|Valya - 091212|
What do you care about me? What do you think about me? These questions are the basis for many of my behaviors and how I interact with others. What I chose to let out of my mind and share with others is greatly regulated by my concerns of how I am perceived by others. That bullshit needs to stop.
I am in therapy. With that statement, I am opened up to many prejudices, stereotypes, and misconceptions. I don't really care anymore if people know about it. I don't wave a therapy flag or force this bit of information in a moment of too-much-information. I find it humorous to see their reactions. They are usually slightly shocked, hold and awkward pause, then very cautiously ask me, "are you ok?" For many, they are concerned, for a few though, the judgements start coming.
Why am I sharing this "devil may care" attitude about my personal life? It is because of therapy. During my last few sessions I started discovering that due to my concern of how people view me and by the potential of me letting them down, I am not truly living with the real me.
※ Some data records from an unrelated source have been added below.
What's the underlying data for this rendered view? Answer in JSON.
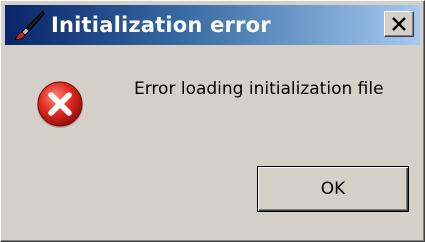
{
  "dialog": {
    "title": "Initialization error",
    "message": "Error loading initialization file",
    "ok_label": "OK",
    "icons": {
      "title": "brush-icon",
      "status": "error-icon",
      "close": "close-icon"
    },
    "colors": {
      "title_bar_start": "#0a246a",
      "title_bar_end": "#a6caf0",
      "error_red": "#d0201a",
      "window_face": "#d4d0c8"
    }
  }
}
This self sense of being Mr. Nice Guy and trying not to ruffle feathers, smooth those that are ruffled, and avoidance of delivering bad news has held me back too long. Because of this I tend to take on too much onto myself when others should be doing their job or make their expectations more realistic. I lose track of too many tactical, cultural, familial and other types of obligations. I am spending too much time on this shit.
A year or so ago I had a dream where my wife told me "I am not going to help you clean up the façades you built around yourself." This profoundly hit me and cuts to the core of my tendencies to placate. I build up all these façades to keep the peace from falling into pieces.
While that revelation is big for me, it took a simple observation from my therapist when I told her of that dream. "Those narrations in your dreams are written by you, not the person represented in your dreams." Whoa... For the past year, I've subconsciously believed that statement represented something from my wife. While it may be something she believes, it is my projection on her, manifested in a dream. Since it is my dream script the message is directed at me... from ME.
I know that should be very evident and elementary in terms of psychology. I have a degree in the subject. Unfortuntely, I never thought that those things said in my dreams are my script and messages my soul, spirit, and intellect are trying to convey to me. I may get inklings of the messages during awake time, but it takes a dream to live those messages.
Out of all of the therapy cliches, here is a big one - the role of my parents in my current psychological health. I will put that net out wider to include all family, many close friends and coworkers. For years I've said "yes" to many things while suppressing my real thoughts, ideas, and desires in fear of hurting and disappointing these people. Once my therapist got this out of me she asked the next huge question --
"How does this affect your art?"I have two self-identified types of art I create, the secular and "sexular". The "sexular" is all my nude photos and those images that have overt erotic elements. The secular is pretty much all my other stuff, portraits, landscapes, commercial work, etc. If you go to my commercial website, you will find most photos are my secular works except for a harmless, tiny, implied nude of Candace.
Back to my therapist's question, "How does this affect your work?"
For my secular art , I am concerned that the craft and art in it are not strong enough to be appreciated or accepted by those who are important to me (see list above). I love making these photos. Most do not have deep contextual artistic meaning, but they are fun and rewarding to make.
For my "sexular" art, I am very concerned by how I am perceived by it. I've published publicly very little of my work in this area other than on my blog. I think all this angst over showing this work and how it is important to me to those who may condemn me makes me put up even more façades.
This subconscious drive most recently manifested in my newest series I am creating - I Objectify Women. In this series, I am grappling with objectification of women, and how I am part of it. I am hoping it will help me answer some of my own tough questions and self-doubts. In the end though, it is becoming a statement piece saying, "This is my art and this is who I am." Maybe it is time for me to live that mantra in more areas of my life.
"This is my work and this who I am."
"These are my desires and this is who I am."
"This is my sexuality and this is who I am."
"This is my body and this is who I am."
It's time to drop so many of the facades around me. I need that energy for more important things.